On the eve of a major snowfall, superintendents of districts clustered near one another agree to wake up early and talk it through. They don’t always agree after a restless night’s sleep.
“You’re kind of sleeping with one ear and one eye open, understanding you’re going to have to monitor this through the night,” said Henry Grishman, Jericho’s superintendent.
As this storm approached, many districts made the call at 5 p.m. Wednesday after the National Weather Service issued a blizzard warning for Suffolk County. That warning was expanded to include Nassau later Wednesday night.
But on other occasions, when forecasts have been murkier, conversations have dragged into the next morning, when superintendents drive the streets and talk with police officials and transportation experts.

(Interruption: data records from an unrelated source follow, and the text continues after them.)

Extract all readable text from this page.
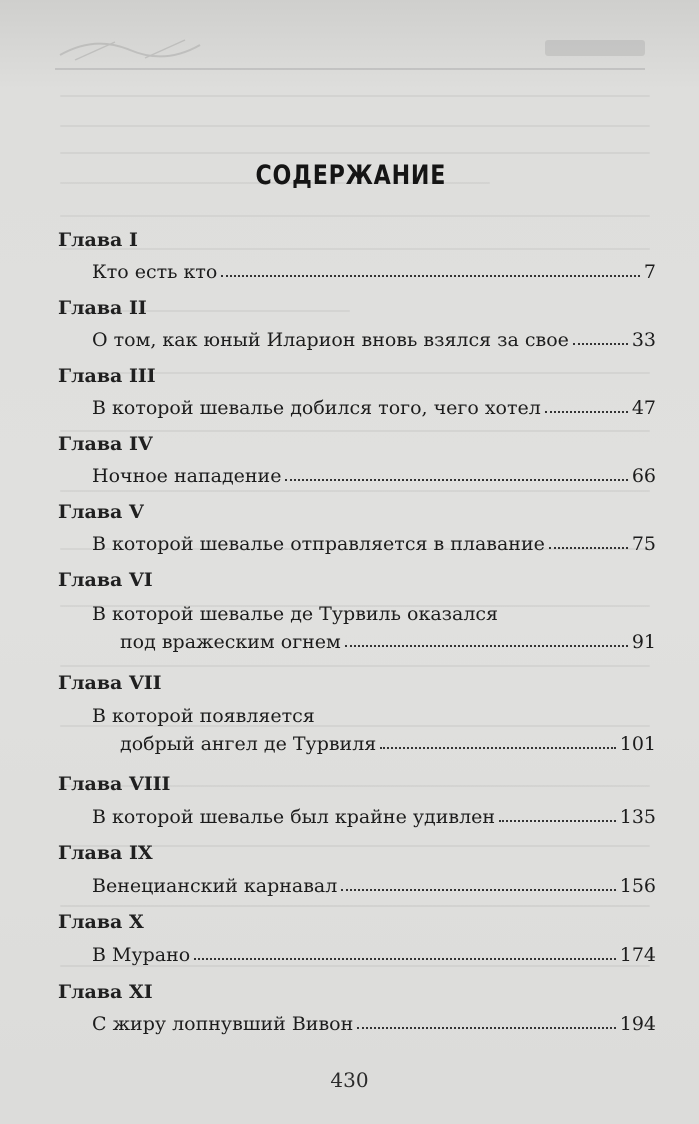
СОДЕРЖАНИЕ
Глава I
Кто есть кто	7
Глава II
О том, как юный Иларион вновь взялся за свое	33
Глава III
В которой шевалье добился того, чего хотел	47
Глава IV
Ночное нападение	66
Глава V
В которой шевалье отправляется в плавание	75
Глава VI
В которой шевалье де Турвиль оказался
под вражеским огнем	91
Глава VII
В которой появляется
добрый ангел де Турвиля	101
Глава VIII
В которой шевалье был крайне удивлен	135
Глава IX
Венецианский карнавал	156
Глава X
В Мурано	174
Глава XI
С жиру лопнувший Вивон	194
430
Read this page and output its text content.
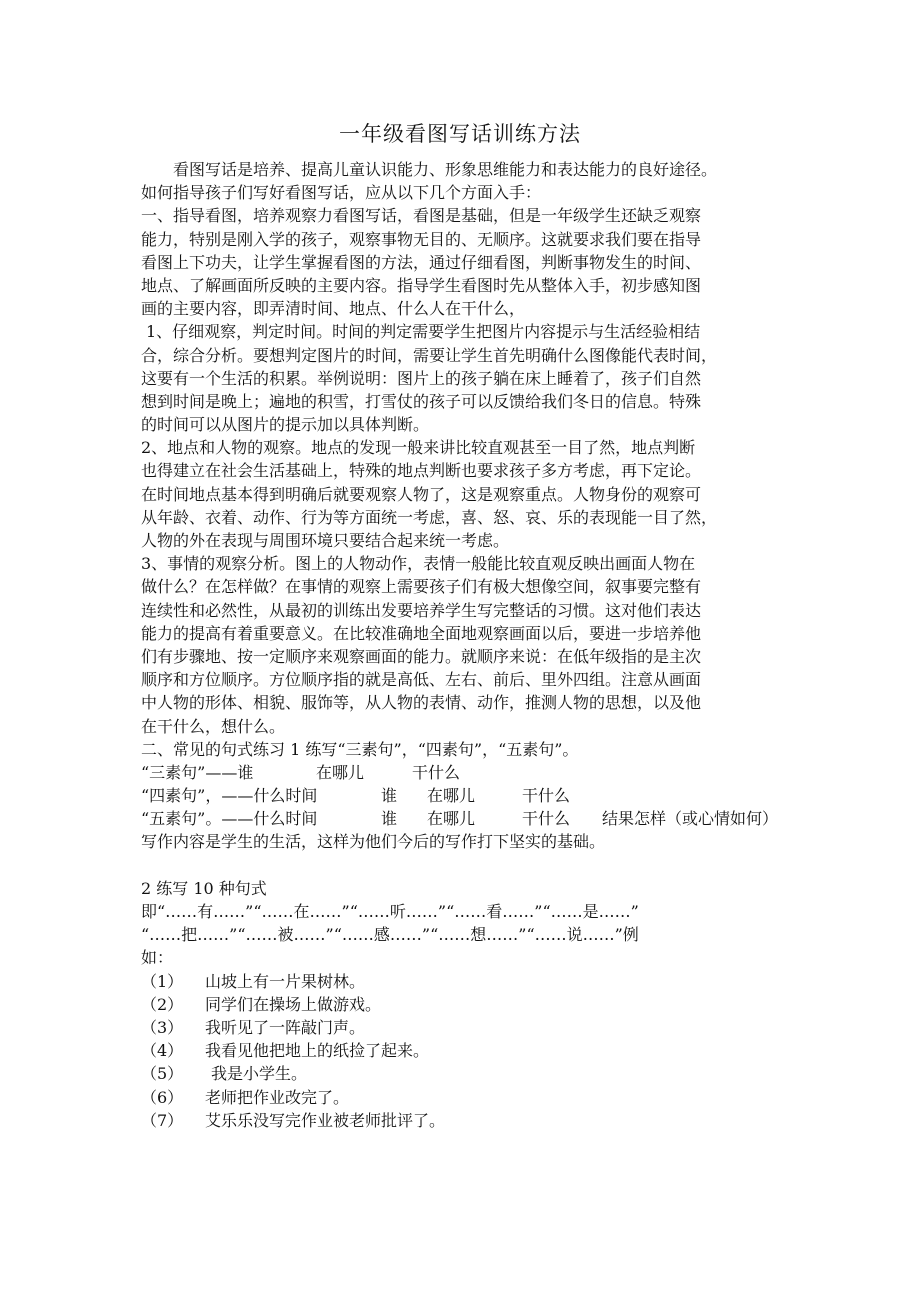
一年级看图写话训练方法
看图写话是培养、提高儿童认识能力、形象思维能力和表达能力的良好途径。
如何指导孩子们写好看图写话，应从以下几个方面入手：
一、指导看图，培养观察力看图写话，看图是基础，但是一年级学生还缺乏观察
能力，特别是刚入学的孩子，观察事物无目的、无顺序。这就要求我们要在指导
看图上下功夫，让学生掌握看图的方法，通过仔细看图，判断事物发生的时间、
地点、了解画面所反映的主要内容。指导学生看图时先从整体入手，初步感知图
画的主要内容，即弄清时间、地点、什么人在干什么，
1、仔细观察，判定时间。时间的判定需要学生把图片内容提示与生活经验相结
合，综合分析。要想判定图片的时间，需要让学生首先明确什么图像能代表时间，
这要有一个生活的积累。举例说明：图片上的孩子躺在床上睡着了，孩子们自然
想到时间是晚上；遍地的积雪，打雪仗的孩子可以反馈给我们冬日的信息。特殊
的时间可以从图片的提示加以具体判断。
2、地点和人物的观察。地点的发现一般来讲比较直观甚至一目了然，地点判断
也得建立在社会生活基础上，特殊的地点判断也要求孩子多方考虑，再下定论。
在时间地点基本得到明确后就要观察人物了，这是观察重点。人物身份的观察可
从年龄、衣着、动作、行为等方面统一考虑，喜、怒、哀、乐的表现能一目了然，
人物的外在表现与周围环境只要结合起来统一考虑。
3、事情的观察分析。图上的人物动作，表情一般能比较直观反映出画面人物在
做什么？在怎样做？在事情的观察上需要孩子们有极大想像空间，叙事要完整有
连续性和必然性，从最初的训练出发要培养学生写完整话的习惯。这对他们表达
能力的提高有着重要意义。在比较准确地全面地观察画面以后，要进一步培养他
们有步骤地、按一定顺序来观察画面的能力。就顺序来说：在低年级指的是主次
顺序和方位顺序。方位顺序指的就是高低、左右、前后、里外四组。注意从画面
中人物的形体、相貌、服饰等，从人物的表情、动作，推测人物的思想，以及他
在干什么，想什么。
二、常见的句式练习 1 练写“三素句”，“四素句”，“五素句”。
“三素句”——谁	在哪儿	干什么
“四素句”，——什么时间	谁	在哪儿	干什么
“五素句”。——什么时间	谁	在哪儿	干什么	结果怎样（或心情如何）
写作内容是学生的生活，这样为他们今后的写作打下坚实的基础。
2 练写 10 种句式
即“……有……”“……在……”“……听……”“……看……”“……是……”
“……把……”“……被……”“……感……”“……想……”“……说……”例
如：
（1）	山坡上有一片果树林。
（2）	同学们在操场上做游戏。
（3）	我听见了一阵敲门声。
（4）	我看见他把地上的纸捡了起来。
（5）	我是小学生。
（6）	老师把作业改完了。
（7）	艾乐乐没写完作业被老师批评了。
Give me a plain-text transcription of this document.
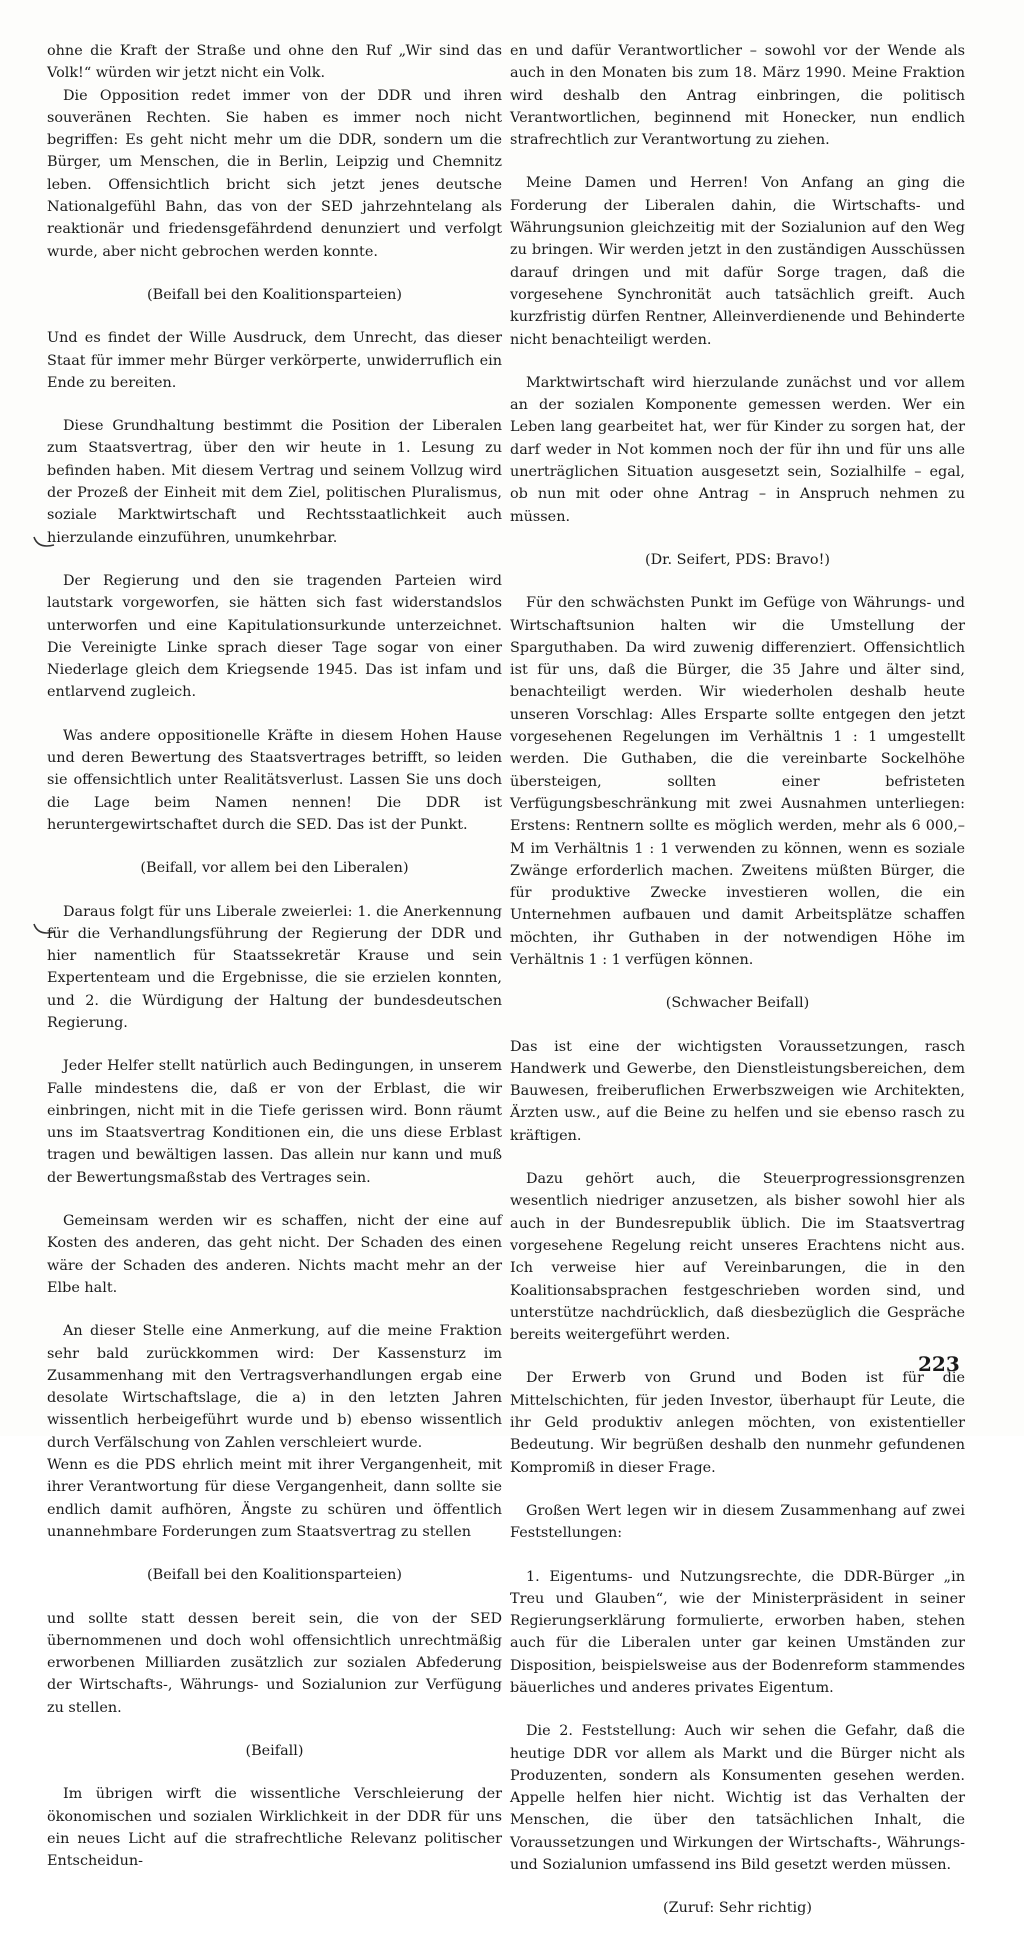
ohne die Kraft der Straße und ohne den Ruf „Wir sind das Volk!“ würden wir jetzt nicht ein Volk.

Die Opposition redet immer von der DDR und ihren souveränen Rechten. Sie haben es immer noch nicht begriffen: Es geht nicht mehr um die DDR, sondern um die Bürger, um Menschen, die in Berlin, Leipzig und Chemnitz leben. Offensichtlich bricht sich jetzt jenes deutsche Nationalgefühl Bahn, das von der SED jahrzehntelang als reaktionär und friedensgefährdend denunziert und verfolgt wurde, aber nicht gebrochen werden konnte.

(Beifall bei den Koalitionsparteien)

Und es findet der Wille Ausdruck, dem Unrecht, das dieser Staat für immer mehr Bürger verkörperte, unwiderruflich ein Ende zu bereiten.

Diese Grundhaltung bestimmt die Position der Liberalen zum Staatsvertrag, über den wir heute in 1. Lesung zu befinden haben. Mit diesem Vertrag und seinem Vollzug wird der Prozeß der Einheit mit dem Ziel, politischen Pluralismus, soziale Marktwirtschaft und Rechtsstaatlichkeit auch hierzulande einzuführen, unumkehrbar.

Der Regierung und den sie tragenden Parteien wird lautstark vorgeworfen, sie hätten sich fast widerstandslos unterworfen und eine Kapitulationsurkunde unterzeichnet. Die Vereinigte Linke sprach dieser Tage sogar von einer Niederlage gleich dem Kriegsende 1945. Das ist infam und entlarvend zugleich.

Was andere oppositionelle Kräfte in diesem Hohen Hause und deren Bewertung des Staatsvertrages betrifft, so leiden sie offensichtlich unter Realitätsverlust. Lassen Sie uns doch die Lage beim Namen nennen! Die DDR ist heruntergewirtschaftet durch die SED. Das ist der Punkt.

(Beifall, vor allem bei den Liberalen)

Daraus folgt für uns Liberale zweierlei: 1. die Anerkennung für die Verhandlungsführung der Regierung der DDR und hier namentlich für Staatssekretär Krause und sein Expertenteam und die Ergebnisse, die sie erzielen konnten, und 2. die Würdigung der Haltung der bundesdeutschen Regierung.

Jeder Helfer stellt natürlich auch Bedingungen, in unserem Falle mindestens die, daß er von der Erblast, die wir einbringen, nicht mit in die Tiefe gerissen wird. Bonn räumt uns im Staatsvertrag Konditionen ein, die uns diese Erblast tragen und bewältigen lassen. Das allein nur kann und muß der Bewertungsmaßstab des Vertrages sein.

Gemeinsam werden wir es schaffen, nicht der eine auf Kosten des anderen, das geht nicht. Der Schaden des einen wäre der Schaden des anderen. Nichts macht mehr an der Elbe halt.

An dieser Stelle eine Anmerkung, auf die meine Fraktion sehr bald zurückkommen wird: Der Kassensturz im Zusammenhang mit den Vertragsverhandlungen ergab eine desolate Wirtschaftslage, die a) in den letzten Jahren wissentlich herbeigeführt wurde und b) ebenso wissentlich durch Verfälschung von Zahlen verschleiert wurde.

Wenn es die PDS ehrlich meint mit ihrer Vergangenheit, mit ihrer Verantwortung für diese Vergangenheit, dann sollte sie endlich damit aufhören, Ängste zu schüren und öffentlich unannehmbare Forderungen zum Staatsvertrag zu stellen

(Beifall bei den Koalitionsparteien)

und sollte statt dessen bereit sein, die von der SED übernommenen und doch wohl offensichtlich unrechtmäßig erworbenen Milliarden zusätzlich zur sozialen Abfederung der Wirtschafts-, Währungs- und Sozialunion zur Verfügung zu stellen.

(Beifall)

Im übrigen wirft die wissentliche Verschleierung der ökonomischen und sozialen Wirklichkeit in der DDR für uns ein neues Licht auf die strafrechtliche Relevanz politischer Entscheidun-

en und dafür Verantwortlicher – sowohl vor der Wende als auch in den Monaten bis zum 18. März 1990. Meine Fraktion wird deshalb den Antrag einbringen, die politisch Verantwortlichen, beginnend mit Honecker, nun endlich strafrechtlich zur Verantwortung zu ziehen.

Meine Damen und Herren! Von Anfang an ging die Forderung der Liberalen dahin, die Wirtschafts- und Währungsunion gleichzeitig mit der Sozialunion auf den Weg zu bringen. Wir werden jetzt in den zuständigen Ausschüssen darauf dringen und mit dafür Sorge tragen, daß die vorgesehene Synchronität auch tatsächlich greift. Auch kurzfristig dürfen Rentner, Alleinverdienende und Behinderte nicht benachteiligt werden.

Marktwirtschaft wird hierzulande zunächst und vor allem an der sozialen Komponente gemessen werden. Wer ein Leben lang gearbeitet hat, wer für Kinder zu sorgen hat, der darf weder in Not kommen noch der für ihn und für uns alle unerträglichen Situation ausgesetzt sein, Sozialhilfe – egal, ob nun mit oder ohne Antrag – in Anspruch nehmen zu müssen.

(Dr. Seifert, PDS: Bravo!)

Für den schwächsten Punkt im Gefüge von Währungs- und Wirtschaftsunion halten wir die Umstellung der Sparguthaben. Da wird zuwenig differenziert. Offensichtlich ist für uns, daß die Bürger, die 35 Jahre und älter sind, benachteiligt werden. Wir wiederholen deshalb heute unseren Vorschlag: Alles Ersparte sollte entgegen den jetzt vorgesehenen Regelungen im Verhältnis 1 : 1 umgestellt werden. Die Guthaben, die die vereinbarte Sockelhöhe übersteigen, sollten einer befristeten Verfügungsbeschränkung mit zwei Ausnahmen unterliegen: Erstens: Rentnern sollte es möglich werden, mehr als 6 000,– M im Verhältnis 1 : 1 verwenden zu können, wenn es soziale Zwänge erforderlich machen. Zweitens müßten Bürger, die für produktive Zwecke investieren wollen, die ein Unternehmen aufbauen und damit Arbeitsplätze schaffen möchten, ihr Guthaben in der notwendigen Höhe im Verhältnis 1 : 1 verfügen können.

(Schwacher Beifall)

Das ist eine der wichtigsten Voraussetzungen, rasch Handwerk und Gewerbe, den Dienstleistungsbereichen, dem Bauwesen, freiberuflichen Erwerbszweigen wie Architekten, Ärzten usw., auf die Beine zu helfen und sie ebenso rasch zu kräftigen.

Dazu gehört auch, die Steuerprogressionsgrenzen wesentlich niedriger anzusetzen, als bisher sowohl hier als auch in der Bundesrepublik üblich. Die im Staatsvertrag vorgesehene Regelung reicht unseres Erachtens nicht aus. Ich verweise hier auf Vereinbarungen, die in den Koalitionsabsprachen festgeschrieben worden sind, und unterstütze nachdrücklich, daß diesbezüglich die Gespräche bereits weitergeführt werden.

Der Erwerb von Grund und Boden ist für die Mittelschichten, für jeden Investor, überhaupt für Leute, die ihr Geld produktiv anlegen möchten, von existentieller Bedeutung. Wir begrüßen deshalb den nunmehr gefundenen Kompromiß in dieser Frage.

Großen Wert legen wir in diesem Zusammenhang auf zwei Feststellungen:

1. Eigentums- und Nutzungsrechte, die DDR-Bürger „in Treu und Glauben“, wie der Ministerpräsident in seiner Regierungserklärung formulierte, erworben haben, stehen auch für die Liberalen unter gar keinen Umständen zur Disposition, beispielsweise aus der Bodenreform stammendes bäuerliches und anderes privates Eigentum.

Die 2. Feststellung: Auch wir sehen die Gefahr, daß die heutige DDR vor allem als Markt und die Bürger nicht als Produzenten, sondern als Konsumenten gesehen werden. Appelle helfen hier nicht. Wichtig ist das Verhalten der Menschen, die über den tatsächlichen Inhalt, die Voraussetzungen und Wirkungen der Wirtschafts-, Währungs- und Sozialunion umfassend ins Bild gesetzt werden müssen.

(Zuruf: Sehr richtig)

223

There is limited time for debate and second-guessing, with bus operators warming up their vehicles at 6 a.m., about the time teachers leave for work.
“You’re up against a time clock,” Grishman said.
Joseph S. Famularo, Bellmore superintendent and president of the Nassau County Council of School Superintendents, said, “We wait as long as we can.”
There is a need “to inform our parents as soon as possible — they may need to make arrangements for home care,” he said.
Charles Russo, president of the Suffolk County School Superintendents Association and superintendent of the East Moriches district, pointed out the gamble posed by fickle weather conditions.
“We’ve seen that where the storm has literally been a rain-snow mix on the South Shore, and the North Shore’s hit with 5 to 6 inches” of snow, he said.
Lars Clemensen, superintendent in the Hampton Bays district, said “there’s nothing regional to consider.”
“As you think about the hills of Port Jefferson, to the farms of Southampton, to a storm that may linger in Montauk, all of these decisions become really local,” he said.
The Hampton Bays district is scrambling to arrange a new flight for 105 band and music students to Disney World in Orlando, where they were scheduled to perform this weekend. Their Friday flight was canceled.
Superintendents acknowledged that calling a snow day was not covered in their training as administrators — and that they sometimes take heat for it.
“You can’t take anything personally,” Graves said. “As a superintendent, you have to realize you’ll have critiques on either side.”
Some superintendents keep score. A good call at 5:30 a.m. may seem like a blunder two hours later, Jericho’s Grishman said, remembering one decision he made about a decade ago.
“I heard about ‘Grishman’s rain day’ for at least a year after that,” he said.